Onze Minister kan een overtreder een bestuurlijke boete opleggen
Het bestuursorgaan legt geen bestuurlijke boete op voor zover de overtreding niet aan de overtreder kan worden verweten.
1. De wet bepaalt de bestuurlijke boete die wegens een bepaalde overtreding ten hoogste kan worden opgelegd.
(…)
3. Indien de hoogte van de bestuurlijke boete bij wettelijk voorschrift is vastgelegd, legt het bestuursorgaan niettemin een lagere bestuurlijke boete op indien de overtreder aannemelijk maakt dat de vastgestelde bestuurlijke boete wegens bijzondere omstandigheden te hoog is.
1. De bestuursrechter is bij uitsluiting bevoegd een partij te veroordelen in de kosten die een andere partij in verband met de behandeling van het beroep bij de bestuursrechter, en van het bezwaar of van het administratief beroep redelijkerwijs heeft moeten maken. De artikelen 7:15, tweede tot en met vierde lid, en 7:28, tweede, vierde en vijfde lid, zijn van toepassing. Een natuurlijke persoon kan slechts in de kosten worden veroordeeld in geval van kennelijk onredelijk gebruik van procesrecht. Bij algemene maatregel van bestuur worden nadere regels gesteld over de kosten waarop een veroordeling als bedoeld in de eerste volzin uitsluitend betrekking kan hebben en over de wijze waarop bij de uitspraak het bedrag van de kosten wordt vastgesteld”
“Artikel 1
1.Samenhangende zaken worden voor de toepassing van artikel 2, eerste lid, onder a, beschouwd als één zaak.

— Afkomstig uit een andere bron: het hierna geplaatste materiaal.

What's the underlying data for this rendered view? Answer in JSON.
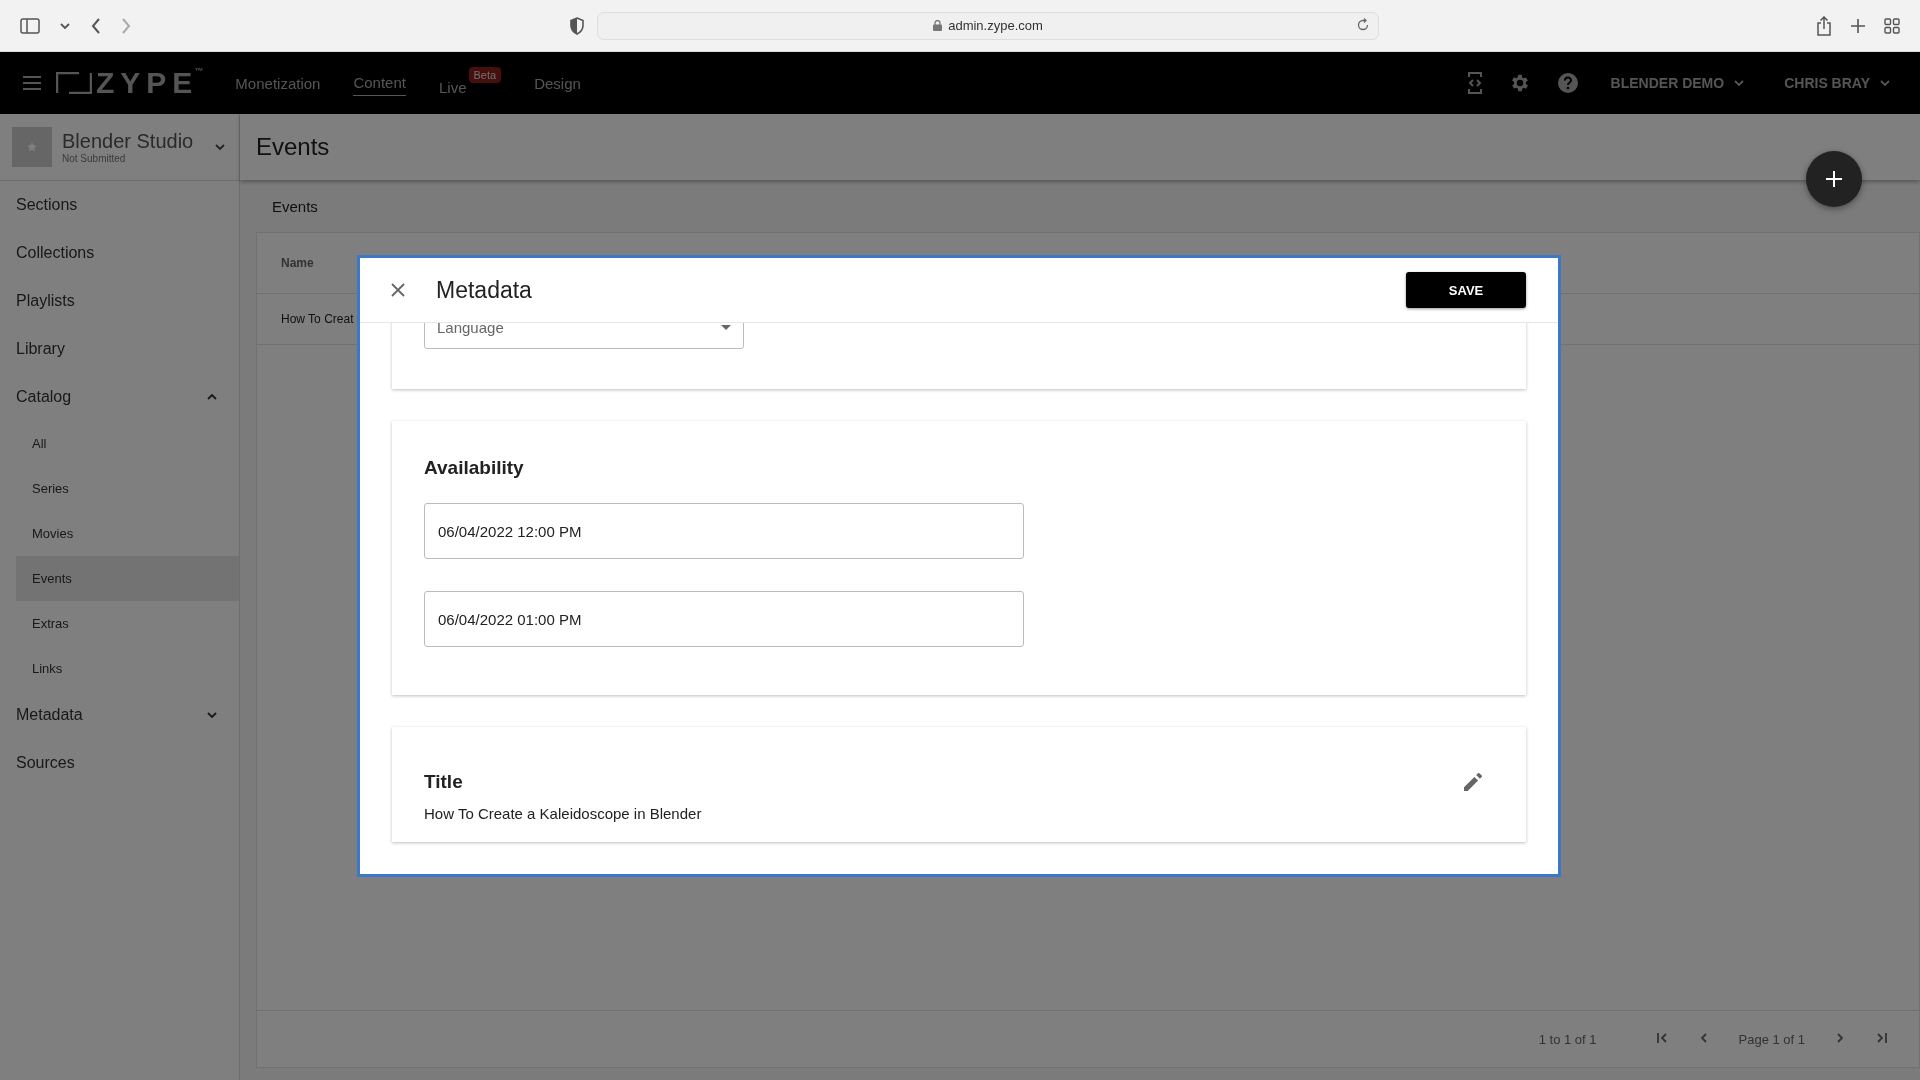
{
  "browser": {
    "url": "admin.zype.com"
  },
  "nav": {
    "logo": "ZYPE",
    "logo_mark": "™",
    "links": [
      {
        "label": "Monetization",
        "selected": false
      },
      {
        "label": "Content",
        "selected": true
      },
      {
        "label": "Live",
        "selected": false,
        "badge": "Beta"
      },
      {
        "label": "Design",
        "selected": false
      }
    ],
    "account": "BLENDER DEMO",
    "user": "CHRIS BRAY"
  },
  "sidebar": {
    "app_name": "Blender Studio",
    "app_status": "Not Submitted",
    "items": [
      {
        "kind": "link",
        "label": "Sections",
        "selected": false
      },
      {
        "kind": "link",
        "label": "Collections",
        "selected": false
      },
      {
        "kind": "link",
        "label": "Playlists",
        "selected": false
      },
      {
        "kind": "link",
        "label": "Library",
        "selected": false
      },
      {
        "kind": "group",
        "label": "Catalog",
        "selected": false,
        "expanded": true,
        "children": [
          {
            "label": "All",
            "selected": false
          },
          {
            "label": "Series",
            "selected": false
          },
          {
            "label": "Movies",
            "selected": false
          },
          {
            "label": "Events",
            "selected": true
          },
          {
            "label": "Extras",
            "selected": false
          },
          {
            "label": "Links",
            "selected": false
          }
        ]
      },
      {
        "kind": "group",
        "label": "Metadata",
        "selected": false,
        "expanded": false
      },
      {
        "kind": "link",
        "label": "Sources",
        "selected": false
      }
    ]
  },
  "page": {
    "title": "Events",
    "breadcrumb": "Events",
    "table": {
      "columns": [
        "Name"
      ],
      "rows": [
        [
          "How To Creat"
        ]
      ]
    },
    "pagination": {
      "range": "1 to 1 of 1",
      "page": "Page 1 of 1"
    }
  },
  "modal": {
    "title": "Metadata",
    "save": "SAVE",
    "language": {
      "placeholder": "Language"
    },
    "availability": {
      "heading": "Availability",
      "start": "06/04/2022 12:00 PM",
      "end": "06/04/2022 01:00 PM"
    },
    "title_card": {
      "heading": "Title",
      "value": "How To Create a Kaleidoscope in Blender"
    }
  }
}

2. Samenhangende zaken zijn: door een of meer belanghebbenden gemaakte bezwaren of ingestelde beroepen, die door het bestuursorgaan of de bestuursrechter gelijktijdig of nagenoeg gelijktijdig zijn behandeld, waarin rechtsbijstand als bedoeld in artikel 1, onder a, is verleend door dezelfde persoon dan wel door een of meer personen die deel uitmaken van hetzelfde samenwerkingsverband en van wie de werkzaamheden in elk van de zaken nagenoeg identiek konden zijn.”